Pillar Security researcher Dan Lisichkin, who discovered the allowlisting bypass, described the vulnerability as a "lethal trifecta" combining access to private data, exposure to untrusted content, and external communication capabilities. The attack chain could start from a GitHub issue, where hidden instructions cause the AI agent to parse malicious prompts, extract workflow secrets like GITHUB_TOKEN, and exfiltrate them to an attacker-controlled server. Armed with these credentials, a threat actor could push arbitrary code to the main branch of the repository.
Separately, Novee Security also disclosed a high-severity vulnerability in the AI-powered development tool Cursor, tracked as CVE-2026-26268 with a CVSS score of 8.1. The bug affects Cursor versions prior to 2.5 and allows arbitrary code execution through a sandbox escape via .git configurations. An attacker can embed a bare repository with a malicious Git hook that automatically fires when a commit operation runs, requiring no user interaction.

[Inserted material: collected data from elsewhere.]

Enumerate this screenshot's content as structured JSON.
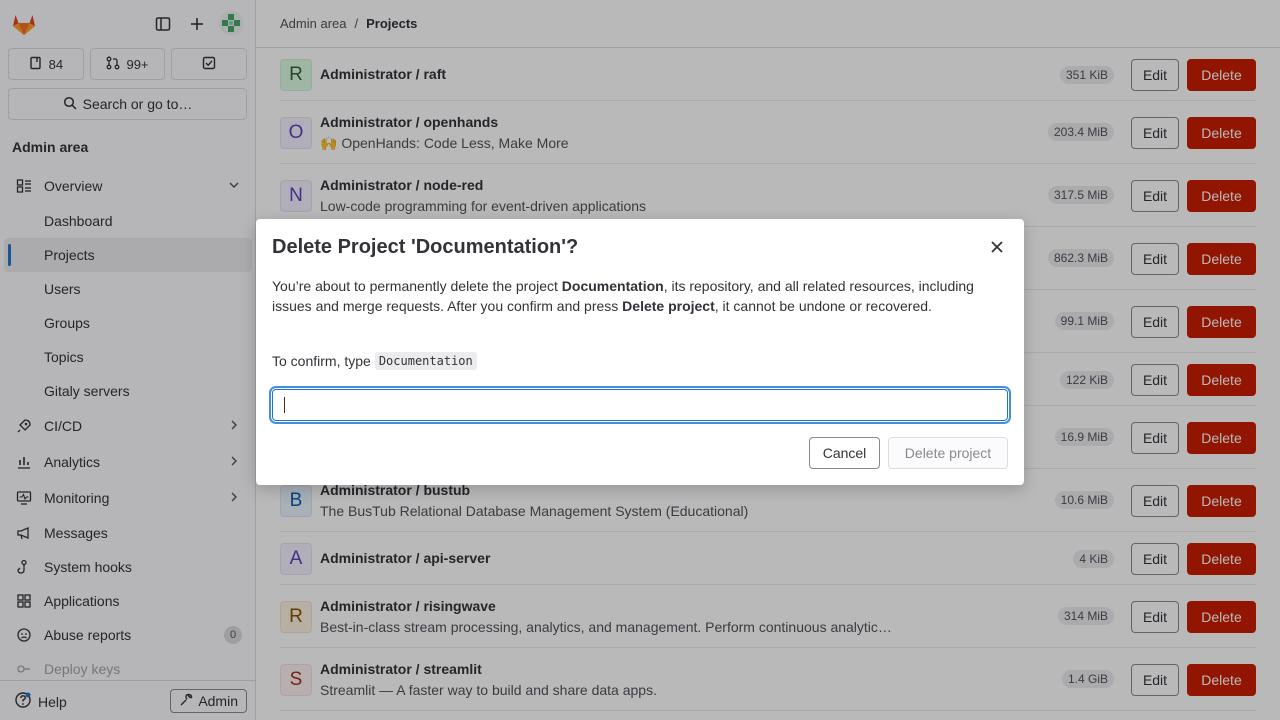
{
  "sidebar": {
    "counts": [
      {
        "icon": "issues-icon",
        "label": "84"
      },
      {
        "icon": "merge-request-icon",
        "label": "99+"
      },
      {
        "icon": "todo-icon",
        "label": ""
      }
    ],
    "search_label": "Search or go to…",
    "section_title": "Admin area",
    "nav": {
      "overview": "Overview",
      "dashboard": "Dashboard",
      "projects": "Projects",
      "users": "Users",
      "groups": "Groups",
      "topics": "Topics",
      "gitaly": "Gitaly servers",
      "cicd": "CI/CD",
      "analytics": "Analytics",
      "monitoring": "Monitoring",
      "messages": "Messages",
      "system_hooks": "System hooks",
      "applications": "Applications",
      "abuse_reports": "Abuse reports",
      "abuse_count": "0",
      "deploy_keys": "Deploy keys"
    },
    "help_label": "Help",
    "admin_label": "Admin"
  },
  "breadcrumb": {
    "root": "Admin area",
    "sep": "/",
    "current": "Projects"
  },
  "projects": [
    {
      "letter": "R",
      "name": "Administrator / raft",
      "desc": "",
      "size": "351 KiB",
      "bg": "#ddfbe2",
      "fg": "#24663b"
    },
    {
      "letter": "O",
      "name": "Administrator / openhands",
      "desc": "🙌 OpenHands: Code Less, Make More",
      "size": "203.4 MiB",
      "bg": "#f4f0ff",
      "fg": "#5943b6"
    },
    {
      "letter": "N",
      "name": "Administrator / node-red",
      "desc": "Low-code programming for event-driven applications",
      "size": "317.5 MiB",
      "bg": "#f4f0ff",
      "fg": "#5943b6"
    },
    {
      "letter": "",
      "name": "",
      "desc": "",
      "size": "862.3 MiB",
      "bg": "#fff",
      "fg": "#333"
    },
    {
      "letter": "",
      "name": "",
      "desc": "",
      "size": "99.1 MiB",
      "bg": "#fff",
      "fg": "#333"
    },
    {
      "letter": "",
      "name": "",
      "desc": "",
      "size": "122 KiB",
      "bg": "#fff",
      "fg": "#333"
    },
    {
      "letter": "",
      "name": "",
      "desc": "",
      "size": "16.9 MiB",
      "bg": "#fff",
      "fg": "#333"
    },
    {
      "letter": "B",
      "name": "Administrator / bustub",
      "desc": "The BusTub Relational Database Management System (Educational)",
      "size": "10.6 MiB",
      "bg": "#e9f3fc",
      "fg": "#0b5cad"
    },
    {
      "letter": "A",
      "name": "Administrator / api-server",
      "desc": "",
      "size": "4 KiB",
      "bg": "#f4f0ff",
      "fg": "#5943b6"
    },
    {
      "letter": "R",
      "name": "Administrator / risingwave",
      "desc": "Best-in-class stream processing, analytics, and management. Perform continuous analytic…",
      "size": "314 MiB",
      "bg": "#fdf1dd",
      "fg": "#8a5200"
    },
    {
      "letter": "S",
      "name": "Administrator / streamlit",
      "desc": "Streamlit — A faster way to build and share data apps.",
      "size": "1.4 GiB",
      "bg": "#fcf1ef",
      "fg": "#a2301c"
    }
  ],
  "row_actions": {
    "edit": "Edit",
    "delete": "Delete"
  },
  "modal": {
    "title": "Delete Project 'Documentation'?",
    "body_1": "You’re about to permanently delete the project ",
    "body_project": "Documentation",
    "body_2": ", its repository, and all related resources, including issues and merge requests. After you confirm and press ",
    "body_action": "Delete project",
    "body_3": ", it cannot be undone or recovered.",
    "confirm_prefix": "To confirm, type",
    "confirm_code": "Documentation",
    "input_value": "",
    "cancel": "Cancel",
    "delete_project": "Delete project"
  }
}
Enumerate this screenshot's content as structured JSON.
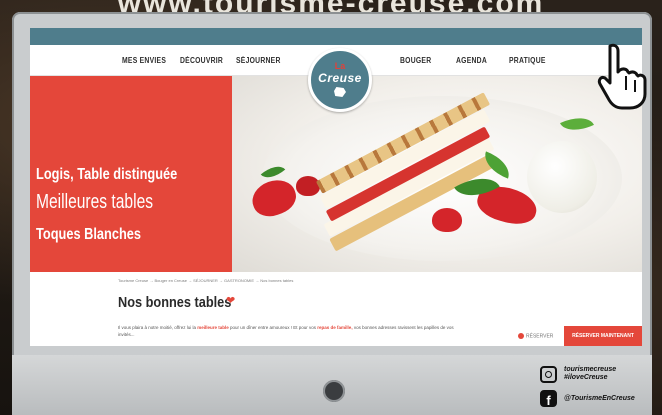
{
  "banner": {
    "text": "www.tourisme-creuse.com"
  },
  "site": {
    "nav_left": [
      "MES ENVIES",
      "DÉCOUVRIR",
      "SÉJOURNER"
    ],
    "nav_right": [
      "BOUGER",
      "AGENDA",
      "PRATIQUE"
    ],
    "logo": {
      "prefix": "La",
      "name": "Creuse"
    }
  },
  "hero": {
    "lines": [
      "Logis, Table distinguée",
      "Meilleures tables",
      "Toques Blanches"
    ],
    "accent_color": "#e4473a"
  },
  "content": {
    "breadcrumb": "Tourisme Creuse → Bouger en Creuse → SÉJOURNER → GASTRONOMIE → Nos bonnes tables",
    "title": "Nos bonnes tables",
    "intro_start": "Il vous plaira à notre moitié, offrez lui la ",
    "intro_bold1": "meilleure table",
    "intro_mid": " pour un dîner entre amoureux ! Et pour vos ",
    "intro_bold2": "repas de famille,",
    "intro_end": " vos bonnes adresses ravissent les papilles de vos invités...",
    "reserve_label": "RÉSERVER",
    "cta_label": "RÉSERVER MAINTENANT"
  },
  "social": {
    "instagram": [
      "tourismecreuse",
      "#iloveCreuse"
    ],
    "facebook": "@TourismeEnCreuse"
  }
}
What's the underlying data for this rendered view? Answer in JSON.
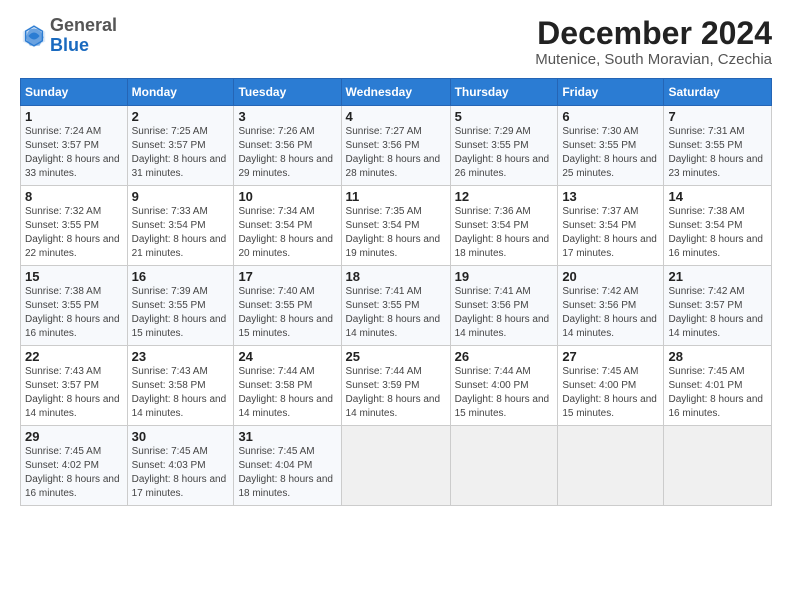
{
  "header": {
    "logo_general": "General",
    "logo_blue": "Blue",
    "title": "December 2024",
    "subtitle": "Mutenice, South Moravian, Czechia"
  },
  "weekdays": [
    "Sunday",
    "Monday",
    "Tuesday",
    "Wednesday",
    "Thursday",
    "Friday",
    "Saturday"
  ],
  "weeks": [
    [
      {
        "day": 1,
        "sunrise": "7:24 AM",
        "sunset": "3:57 PM",
        "daylight": "8 hours and 33 minutes."
      },
      {
        "day": 2,
        "sunrise": "7:25 AM",
        "sunset": "3:57 PM",
        "daylight": "8 hours and 31 minutes."
      },
      {
        "day": 3,
        "sunrise": "7:26 AM",
        "sunset": "3:56 PM",
        "daylight": "8 hours and 29 minutes."
      },
      {
        "day": 4,
        "sunrise": "7:27 AM",
        "sunset": "3:56 PM",
        "daylight": "8 hours and 28 minutes."
      },
      {
        "day": 5,
        "sunrise": "7:29 AM",
        "sunset": "3:55 PM",
        "daylight": "8 hours and 26 minutes."
      },
      {
        "day": 6,
        "sunrise": "7:30 AM",
        "sunset": "3:55 PM",
        "daylight": "8 hours and 25 minutes."
      },
      {
        "day": 7,
        "sunrise": "7:31 AM",
        "sunset": "3:55 PM",
        "daylight": "8 hours and 23 minutes."
      }
    ],
    [
      {
        "day": 8,
        "sunrise": "7:32 AM",
        "sunset": "3:55 PM",
        "daylight": "8 hours and 22 minutes."
      },
      {
        "day": 9,
        "sunrise": "7:33 AM",
        "sunset": "3:54 PM",
        "daylight": "8 hours and 21 minutes."
      },
      {
        "day": 10,
        "sunrise": "7:34 AM",
        "sunset": "3:54 PM",
        "daylight": "8 hours and 20 minutes."
      },
      {
        "day": 11,
        "sunrise": "7:35 AM",
        "sunset": "3:54 PM",
        "daylight": "8 hours and 19 minutes."
      },
      {
        "day": 12,
        "sunrise": "7:36 AM",
        "sunset": "3:54 PM",
        "daylight": "8 hours and 18 minutes."
      },
      {
        "day": 13,
        "sunrise": "7:37 AM",
        "sunset": "3:54 PM",
        "daylight": "8 hours and 17 minutes."
      },
      {
        "day": 14,
        "sunrise": "7:38 AM",
        "sunset": "3:54 PM",
        "daylight": "8 hours and 16 minutes."
      }
    ],
    [
      {
        "day": 15,
        "sunrise": "7:38 AM",
        "sunset": "3:55 PM",
        "daylight": "8 hours and 16 minutes."
      },
      {
        "day": 16,
        "sunrise": "7:39 AM",
        "sunset": "3:55 PM",
        "daylight": "8 hours and 15 minutes."
      },
      {
        "day": 17,
        "sunrise": "7:40 AM",
        "sunset": "3:55 PM",
        "daylight": "8 hours and 15 minutes."
      },
      {
        "day": 18,
        "sunrise": "7:41 AM",
        "sunset": "3:55 PM",
        "daylight": "8 hours and 14 minutes."
      },
      {
        "day": 19,
        "sunrise": "7:41 AM",
        "sunset": "3:56 PM",
        "daylight": "8 hours and 14 minutes."
      },
      {
        "day": 20,
        "sunrise": "7:42 AM",
        "sunset": "3:56 PM",
        "daylight": "8 hours and 14 minutes."
      },
      {
        "day": 21,
        "sunrise": "7:42 AM",
        "sunset": "3:57 PM",
        "daylight": "8 hours and 14 minutes."
      }
    ],
    [
      {
        "day": 22,
        "sunrise": "7:43 AM",
        "sunset": "3:57 PM",
        "daylight": "8 hours and 14 minutes."
      },
      {
        "day": 23,
        "sunrise": "7:43 AM",
        "sunset": "3:58 PM",
        "daylight": "8 hours and 14 minutes."
      },
      {
        "day": 24,
        "sunrise": "7:44 AM",
        "sunset": "3:58 PM",
        "daylight": "8 hours and 14 minutes."
      },
      {
        "day": 25,
        "sunrise": "7:44 AM",
        "sunset": "3:59 PM",
        "daylight": "8 hours and 14 minutes."
      },
      {
        "day": 26,
        "sunrise": "7:44 AM",
        "sunset": "4:00 PM",
        "daylight": "8 hours and 15 minutes."
      },
      {
        "day": 27,
        "sunrise": "7:45 AM",
        "sunset": "4:00 PM",
        "daylight": "8 hours and 15 minutes."
      },
      {
        "day": 28,
        "sunrise": "7:45 AM",
        "sunset": "4:01 PM",
        "daylight": "8 hours and 16 minutes."
      }
    ],
    [
      {
        "day": 29,
        "sunrise": "7:45 AM",
        "sunset": "4:02 PM",
        "daylight": "8 hours and 16 minutes."
      },
      {
        "day": 30,
        "sunrise": "7:45 AM",
        "sunset": "4:03 PM",
        "daylight": "8 hours and 17 minutes."
      },
      {
        "day": 31,
        "sunrise": "7:45 AM",
        "sunset": "4:04 PM",
        "daylight": "8 hours and 18 minutes."
      },
      null,
      null,
      null,
      null
    ]
  ],
  "labels": {
    "sunrise": "Sunrise:",
    "sunset": "Sunset:",
    "daylight": "Daylight:"
  }
}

The Cursor exploit chain works as follows: a user clones a public GitHub repository containing an embedded bare repository with a malicious post-checkout hook; the user opens the repository in CursorIDE and asks an innocuous prompt like "explain the codebase"; the Cursor agent parses an AGENTS.md file that instructs it to navigate to the bare repository and perform a git checkout; the post-checkout hook is triggered, leading to code execution. Security researcher Assaf Levkovich noted that the root cause is not a flaw in Cursor's core logic but a consequence of feature interaction in Git that becomes exploitable when an AI agent autonomously executes Git operations in an untrusted repository.
Both vulnerabilities highlight the growing security challenges posed by AI-powered development tools that operate with elevated privileges in CI/CD environments. As these tools gain the ability to read files, execute commands, and interact with external systems, the attack surface expands significantly. Google's fixes emphasize the need for explicit trust mechanisms and allowlisting, while the Cursor bug demonstrates how seemingly innocuous features can be chained together for full compromise. Users of both tools are urged to update to the latest versions immediately and review their workflow configurations to ensure they are not exposed to similar attacks.